Hospitals still have that concept of having a phone every 20 feet down the corridor. I think over the next couple of years, it's going to be about how we guarantee service on the mobile devices; how we guarantee end-to-end service from the emergency phone company. Some of the challenges we are going to solve are around the internet of things. Hospitals are ahead of the curve as far as connecting devices, but where I can come in and help is in creating the workflows of those devices and being able to design things with them. When an alarm goes off, I can alert someone, but we can take it that step further and bring in a dynamic team of people.

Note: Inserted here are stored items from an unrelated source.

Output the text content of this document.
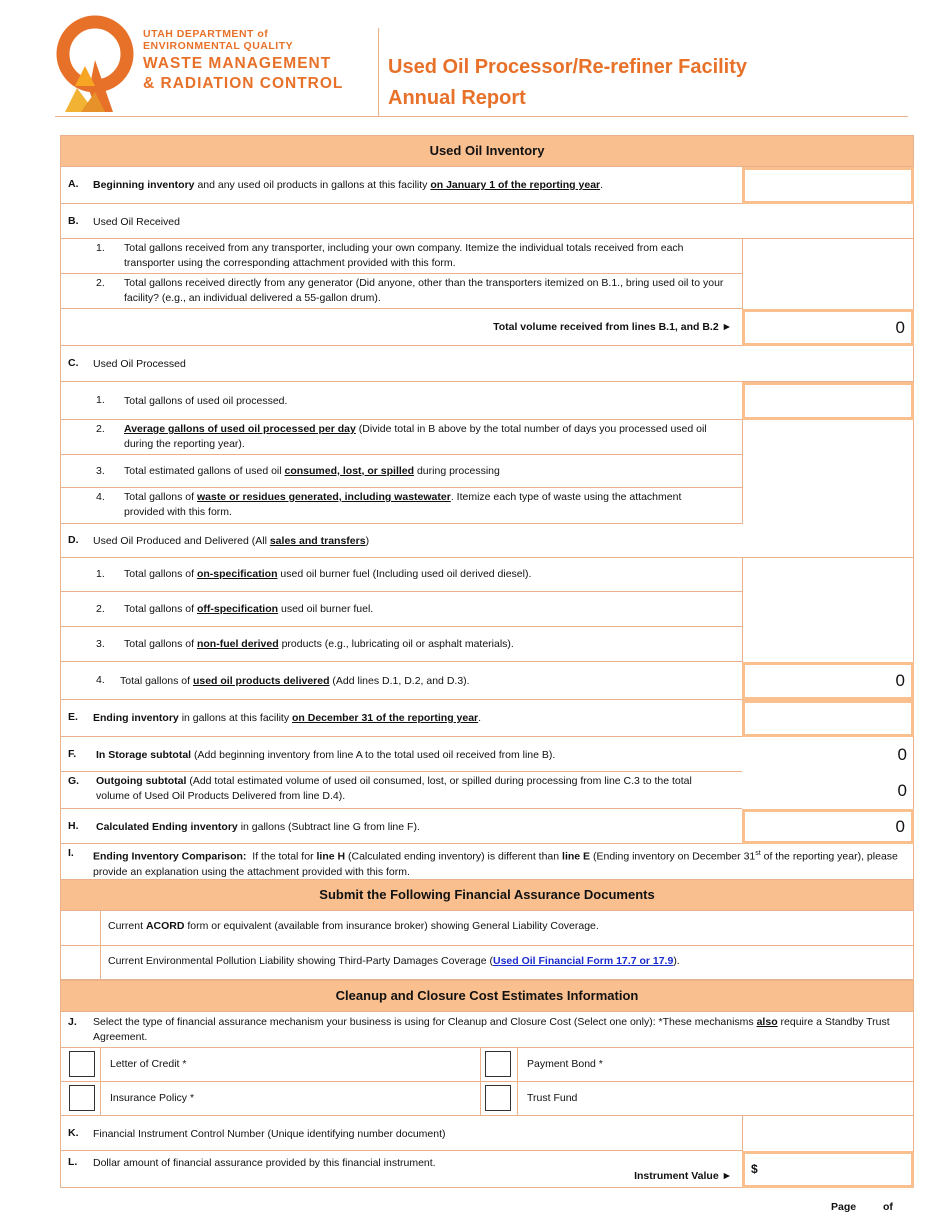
UTAH DEPARTMENT of
ENVIRONMENTAL QUALITY
WASTE MANAGEMENT
& RADIATION CONTROL
Used Oil Processor/Re-refiner Facility
Annual Report
Used Oil Inventory
A. Beginning inventory and any used oil products in gallons at this facility on January 1 of the reporting year.
B. Used Oil Received
1. Total gallons received from any transporter, including your own company. Itemize the individual totals received from each transporter using the corresponding attachment provided with this form.
2. Total gallons received directly from any generator (Did anyone, other than the transporters itemized on B.1., bring used oil to your facility? (e.g., an individual delivered a 55-gallon drum).
Total volume received from lines B.1, and B.2 ►	0
C. Used Oil Processed
1. Total gallons of used oil processed.
2. Average gallons of used oil processed per day (Divide total in B above by the total number of days you processed used oil during the reporting year).
3. Total estimated gallons of used oil consumed, lost, or spilled during processing
4. Total gallons of waste or residues generated, including wastewater. Itemize each type of waste using the attachment provided with this form.
D. Used Oil Produced and Delivered (All sales and transfers)
1. Total gallons of on-specification used oil burner fuel (Including used oil derived diesel).
2. Total gallons of off-specification used oil burner fuel.
3. Total gallons of non-fuel derived products (e.g., lubricating oil or asphalt materials).
4. Total gallons of used oil products delivered (Add lines D.1, D.2, and D.3).	0
E. Ending inventory in gallons at this facility on December 31 of the reporting year.
F. In Storage subtotal (Add beginning inventory from line A to the total used oil received from line B).	0
G. Outgoing subtotal (Add total estimated volume of used oil consumed, lost, or spilled during processing from line C.3 to the total volume of Used Oil Products Delivered from line D.4).	0
H. Calculated Ending inventory in gallons (Subtract line G from line F).	0
I. Ending Inventory Comparison: If the total for line H (Calculated ending inventory) is different than line E (Ending inventory on December 31st of the reporting year), please provide an explanation using the attachment provided with this form.
Submit the Following Financial Assurance Documents
Current ACORD form or equivalent (available from insurance broker) showing General Liability Coverage.
Current Environmental Pollution Liability showing Third-Party Damages Coverage (Used Oil Financial Form 17.7 or 17.9).
Cleanup and Closure Cost Estimates Information
J. Select the type of financial assurance mechanism your business is using for Cleanup and Closure Cost (Select one only): *These mechanisms also require a Standby Trust Agreement.
Letter of Credit *	Payment Bond *
Insurance Policy *	Trust Fund
K. Financial Instrument Control Number (Unique identifying number document)
L. Dollar amount of financial assurance provided by this financial instrument.
Instrument Value ► $
Page	of
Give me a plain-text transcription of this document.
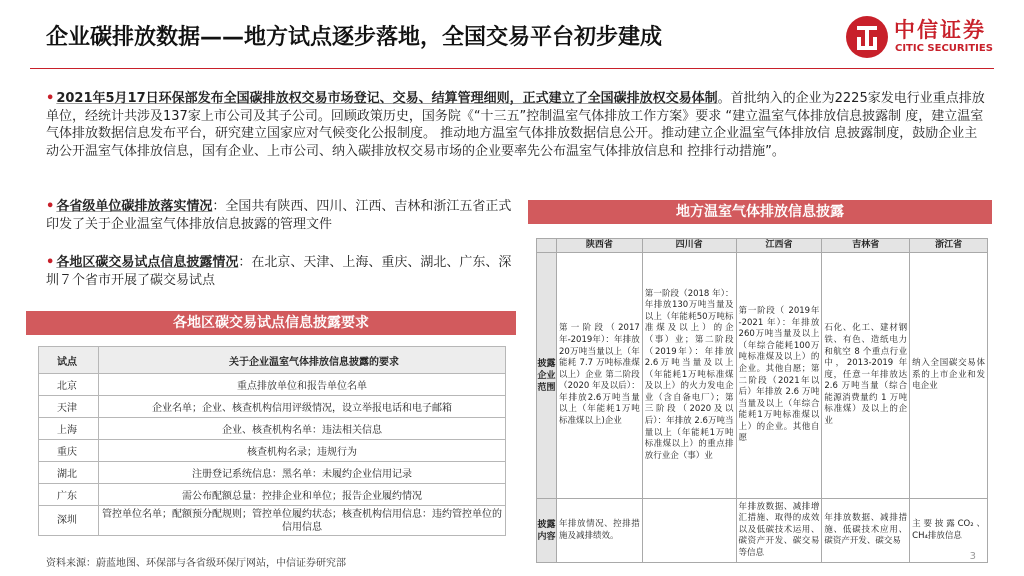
企业碳排放数据——地方试点逐步落地，全国交易平台初步建成	中信证券
CITIC SECURITIES
• 2021年5月17日环保部发布全国碳排放权交易市场登记、交易、结算管理细则，正式建立了全国碳排放权交易体制。首批纳入的企业为2225家发电行业重点排放单位，经统计共涉及137家上市公司及其子公司。回顾政策历史，国务院《“十三五”控制温室气体排放工作方案》要求 “建立温室气体排放信息披露制 度，建立温室气体排放数据信息发布平台，研究建立国家应对气候变化公报制度。 推动地方温室气体排放数据信息公开。推动建立企业温室气体排放信 息披露制度，鼓励企业主动公开温室气体排放信息，国有企业、上市公司、纳入碳排放权交易市场的企业要率先公布温室气体排放信息和 控排行动措施”。
• 各省级单位碳排放落实情况：全国共有陕西、四川、江西、吉林和浙江五省正式印发了关于企业温室气体排放信息披露的管理文件
• 各地区碳交易试点信息披露情况：在北京、天津、上海、重庆、湖北、广东、深圳７个省市开展了碳交易试点
各地区碳交易试点信息披露要求
试点	关于企业温室气体排放信息披露的要求
北京	重点排放单位和报告单位名单
天津	企业名单；企业、核查机构信用评级情况，设立举报电话和电子邮箱
上海	企业、核查机构名单：违法相关信息
重庆	核查机构名录；违规行为
湖北	注册登记系统信息：黑名单：未履约企业信用记录
广东	需公布配额总量：控排企业和单位；报告企业履约情况
深圳	管控单位名单；配额预分配规则；管控单位履约状态；核查机构信用信息：违约管控单位的信用信息
地方温室气体排放信息披露
	陕西省	四川省	江西省	吉林省	浙江省
披露企业范围	第一阶段（2017 年-2019年）：年排放20万吨当量以上（年能耗 7.7 万吨标准煤以上）企业 第二阶段（2020 年及以后）：年排放2.6万吨当量以上（年能耗1万吨标准煤以上)企业	第一阶段（2018 年）：年排放130万吨当量及以上（年能耗50万吨标准煤及以上）的企（事）业；第二阶段（2019年）：年排放2.6万吨当量及以上（年能耗1万吨标准煤及以上）的火力发电企业（含自备电厂）；第三阶段（2020及以后）：年排放 2.6万吨当量以上（年能耗1万吨标准煤以上）的重点排放行业企（事）业	第一阶段（ 2019年 -2021 年）：年排放260万吨当量及以上（年综合能耗100万吨标准煤及以上）的企业。其他自愿；第二阶段（2021年以后）年排放 2.6 万吨当量及以上（年综合能耗1万吨标准煤以上）的企业。其他自愿	石化、化工、建材钢铁、有色、造纸电力和航空 8 个重点行业中，2013-2019 年度，任意一年排放达 2.6 万吨当量（综合能源消费量约 1 万吨标准煤）及以上的企业	纳入全国碳交易体系的上市企业和发电企业
披露内容	年排放情况、控排措施及减排绩效。		年排放数据、减排增汇措施、取得的成效以及低碳技术运用、碳资产开发、碳交易等信息	年排放数据、减排措施、低碳技术应用、碳资产开发、碳交易	主要披露CO₂、CH₄排放信息
资料来源：蔚蓝地图、环保部与各省级环保厅网站，中信证券研究部
3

Imagine an ambulance that's inbound to a hospital, and within that ambulance we have vide. That's a good thing. A doctor can see the patient, can see the paramedic, and interact. Now imagine creating a dynamic team of devices and people, packaged up in the telemetry in that ambulance, the different monitors and things like that. If that were packaged up and presented as a view to the care team and to the hospital, we could do triage and handover while the patient is still in the ambulance, saving a lot of time.

Do you foresee a time when an AI Siri-style app could triage medical issues? Be it at an emergency ward or on Triple Zero?

The technology absolutely exists to do that. The problem is getting people's heads around that concept. People still get the experience of having to ask Siri something two or three times and misinterpretation. But the technology is getting there. We will get there sometime. I don't see that happening in the next 10 years, but we will get to that type of thing.

Where technology can help today, if we have real-time speech and the analytics behind that on a call, then we can evoke things like experts and bring them into the call dynamically. We can get that expert level of care brought in because all I need to say is a key phrase. For example, 'I need an expert in asthma patients,' and an asthma patient expert can be brought in, based around the analytics of a set of key phrases.

I'm going to go out on a limb here and say that you closely monitor how health agencies in other countries operate and what technology they use. Where does Australia place in that sphere compared with other Western nations?

We're fairly ahead of the curve. There are a couple of instances, Canada for example, on par with Australia. We've done some interesting things around the internet of things and connecting devices to dynamic networks. We're fairly up to date. We're not probably the most cutting edge; some European companies are a little bit more cutting edge than us.

Which ones are they?

Some of the Scandinavian countries tend to be pretty up to date.

What do they do differently?

It's more around the way that they're providing an end-to-end digital patient journey. Now we've got hospitals that have started to do that in Australia. What tends to be the gap in the digital patient journey and digital patient records is the communications enabler piece, which is why we are strongly focusing our efforts on healthcare to be able to help with the communication enabling aspect.